Maya Lin Creates Web Memorial To Lost Species
The New York-based artist and architect Maya Lin — best known for designing the Vietnam Veterans Memorial as a senior at Yale University — has gone public with what she claims will be her final memorial, and one she plans to continue to work on indefinitely, a website called “What is Missing?“ Her first memorial in Washington, D.C., bears testament to the soldiers whose lives were lost in the Vietnam War; her final, virtual memorial bears testament to the massive extinctions in our time.
The website incorporates interactive artworks, including sound and video, to reveal not only “what’s missing” in diverse regions from around the globe, but the causes of these extinctions, bringing together both art and science. As Artlog reports, the website greets visitors with a map of the world in dots, each dot representing a threatened location, species, or natural phenomenon. This map then gives way to chronological timelines, overviews by category, and in-depth information via videos, sounds, stories and links to resources.
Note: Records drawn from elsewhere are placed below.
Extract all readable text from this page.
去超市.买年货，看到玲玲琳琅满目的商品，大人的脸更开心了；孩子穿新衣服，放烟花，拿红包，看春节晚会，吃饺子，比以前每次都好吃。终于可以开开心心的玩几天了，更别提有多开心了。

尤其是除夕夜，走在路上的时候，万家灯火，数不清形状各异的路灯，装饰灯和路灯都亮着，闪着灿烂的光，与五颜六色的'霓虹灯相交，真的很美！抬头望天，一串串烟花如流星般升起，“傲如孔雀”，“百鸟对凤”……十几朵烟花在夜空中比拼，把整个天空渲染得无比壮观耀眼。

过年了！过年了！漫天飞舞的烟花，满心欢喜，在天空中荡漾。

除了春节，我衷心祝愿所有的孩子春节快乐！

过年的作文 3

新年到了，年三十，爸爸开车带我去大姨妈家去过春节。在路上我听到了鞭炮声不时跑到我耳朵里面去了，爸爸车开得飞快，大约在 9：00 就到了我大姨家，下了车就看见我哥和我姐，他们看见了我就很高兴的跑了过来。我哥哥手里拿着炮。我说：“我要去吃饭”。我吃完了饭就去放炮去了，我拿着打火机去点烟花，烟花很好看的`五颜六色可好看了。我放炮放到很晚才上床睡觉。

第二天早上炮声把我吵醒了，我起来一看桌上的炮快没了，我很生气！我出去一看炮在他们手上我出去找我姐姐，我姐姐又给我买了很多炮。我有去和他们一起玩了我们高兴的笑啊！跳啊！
Like the Vietnam Memorial, it is a stunning testament to “the fallen,” and one that cannot help but stimulate reflection on the part of visitors.
The site consists of three main maps: the map of memory, consisting of historical, scientific, and personal accounts of what we have lost (visitors can add their own memories to this portion of the project); the map of the present, which charts the history of the environmental movement and what individuals can do to help; and the map of the future (still under development), which has been conceived of as a “greenprint for the future.”
Over recent years, portions of What is Missing? have been showcased in site-specific installations around the world, including Lin’s Listening Cone, an installation consisting of a giant bronze and reclaimed wood sculpture made to the scale of a fallen sequoia log that allows users a glimpse of an increasingly lost world. From the larger end of the cone, viewers can hear animal calls drifting from the opening, while a video screen (housed twenty feet inside the sculpture) displays sequences of bald eagles, gray wolves, red knots, orangutans, jaguars and more. The artwork’s sights and sounds were developed in partnership with scientists at the Cornell Lab, whose Macaulay Library owns the largest archive of animal sound and behavior in the world; the material is now a part of What is Missing?